Salon organizowany co 2 lata na zmianę z Le Bourget pod Paryżem zaprezentuje najnowsze modele, w tym najdroższy na świecie samolot wojskowy, F-35 Lockheeda Martina, ale specjaliści nie spodziewają się powtórzenia poziomu zamówień maszyn cywilnych z ostatnich lat.
Niepewność dotycząca wzrostu gospodarki światowej, mały popyt na największe samoloty, a także wcześniejszy szał kupowania najnowszych, bardziej ekonomicznych wersji nie zachęcają klientów do nowych zakupów. Problemem producentów, którzy ponoszą ogromne koszty udziału w takich imprezach jest, jak przetrwać te przeciwne wiatry — uważa analityk lotniczy, wiceszef firmy doradczej Teal, Richard Aboulafia.

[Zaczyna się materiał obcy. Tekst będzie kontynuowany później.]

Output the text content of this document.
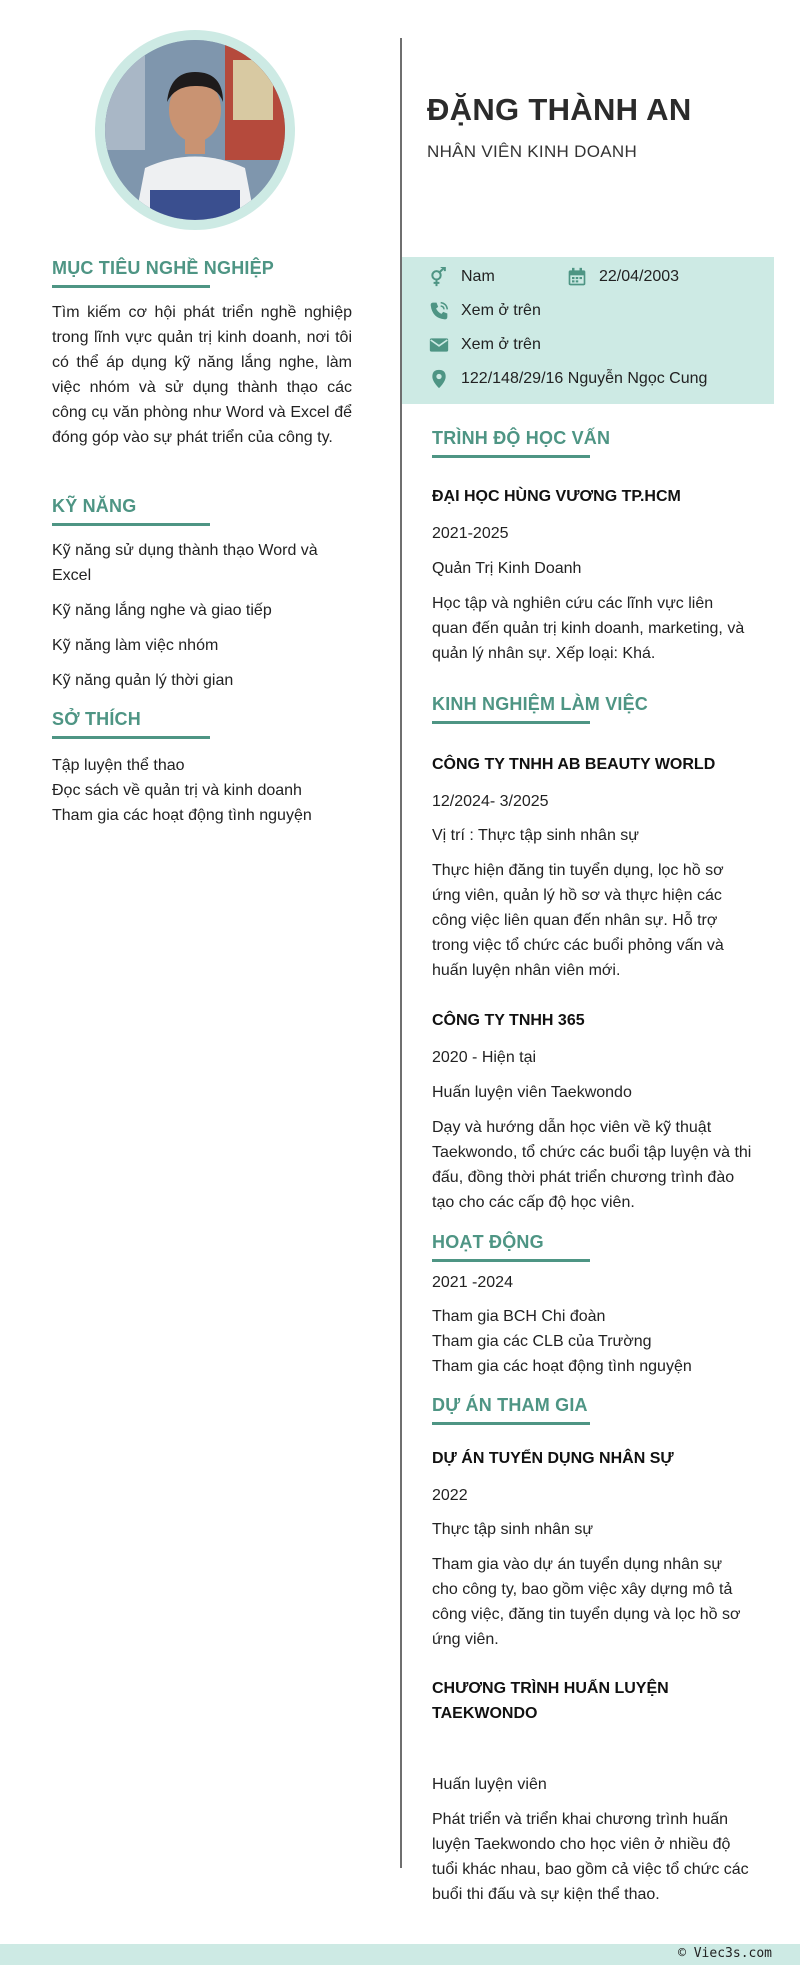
MỤC TIÊU NGHỀ NGHIỆP
Tìm kiếm cơ hội phát triển nghề nghiệp trong lĩnh vực quản trị kinh doanh, nơi tôi có thể áp dụng kỹ năng lắng nghe, làm việc nhóm và sử dụng thành thạo các công cụ văn phòng như Word và Excel để đóng góp vào sự phát triển của công ty.
KỸ NĂNG
Kỹ năng sử dụng thành thạo Word và Excel
Kỹ năng lắng nghe và giao tiếp
Kỹ năng làm việc nhóm
Kỹ năng quản lý thời gian
SỞ THÍCH
Tập luyện thể thao
Đọc sách về quản trị và kinh doanh
Tham gia các hoạt động tình nguyện
ĐẶNG THÀNH AN
NHÂN VIÊN KINH DOANH
Nam	22/04/2003
Xem ở trên
Xem ở trên
122/148/29/16 Nguyễn Ngọc Cung
TRÌNH ĐỘ HỌC VẤN
ĐẠI HỌC HÙNG VƯƠNG TP.HCM
2021-2025
Quản Trị Kinh Doanh
Học tập và nghiên cứu các lĩnh vực liên quan đến quản trị kinh doanh, marketing, và quản lý nhân sự. Xếp loại: Khá.
KINH NGHIỆM LÀM VIỆC
CÔNG TY TNHH AB BEAUTY WORLD
12/2024- 3/2025
Vị trí : Thực tập sinh nhân sự
Thực hiện đăng tin tuyển dụng, lọc hồ sơ ứng viên, quản lý hồ sơ và thực hiện các công việc liên quan đến nhân sự. Hỗ trợ trong việc tổ chức các buổi phỏng vấn và huấn luyện nhân viên mới.
CÔNG TY TNHH 365
2020 - Hiện tại
Huấn luyện viên Taekwondo
Dạy và hướng dẫn học viên về kỹ thuật Taekwondo, tổ chức các buổi tập luyện và thi đấu, đồng thời phát triển chương trình đào tạo cho các cấp độ học viên.
HOẠT ĐỘNG
2021 -2024
Tham gia BCH Chi đoàn
Tham gia các CLB của Trường
Tham gia các hoạt động tình nguyện
DỰ ÁN THAM GIA
DỰ ÁN TUYỂN DỤNG NHÂN SỰ
2022
Thực tập sinh nhân sự
Tham gia vào dự án tuyển dụng nhân sự cho công ty, bao gồm việc xây dựng mô tả công việc, đăng tin tuyển dụng và lọc hồ sơ ứng viên.
CHƯƠNG TRÌNH HUẤN LUYỆN TAEKWONDO
Huấn luyện viên
Phát triển và triển khai chương trình huấn luyện Taekwondo cho học viên ở nhiều độ tuổi khác nhau, bao gồm cả việc tổ chức các buổi thi đấu và sự kiện thể thao.
© Viec3s.com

Mimo tych niepewności, w tym szokującej decyzji Brytyjczyków o wyjściu z Unii, producenci samolotów powinni potwierdzić dobre prognozy rynku na następne 20 lat. Istnieją wprawdzie wątpliwości co do popytu w Azji, ale tanie linie z tego regionu mogą dostarczyć niespodzianek. — PKB i wzrost przewozów są całkiem dobre, ale istnieją niewiadome — stwierdził Eric Bernardini z firmy doradczej AlixPartners — Jeśli spowolnienie w Chinach obejmie resztę Azji, odczują to kraje sąsiednie, a wtedy transport zmaleje i może doprowadzić od odraczania albo zawieszania dostaw przez niektórych przewoźników.
Doszło już do kilku przypadków odroczenia odbioru, ale Airbus i Boeing mają duże portfele do realizacji. Pod koniec dekady może dojść do zatoru popytu na samoloty szerokokadłubowe, bo mniejsze są nadal popularne i pewnie zdominują brytyjski salon.
Analitycy z banku Bernstein uważają, że rozwój floty i duży popyt na wymianę starszych maszyn powinny zapewnić obu największym producentom spokojną pracę do 2020 r. W ciągu 5-7 najbliższych lat będzie do wymiany ponad 5 tys. samolotów, klienci będą kupować tańsze w eksploatacji A320neo, B737 MAX i większe B787, 777X i A350.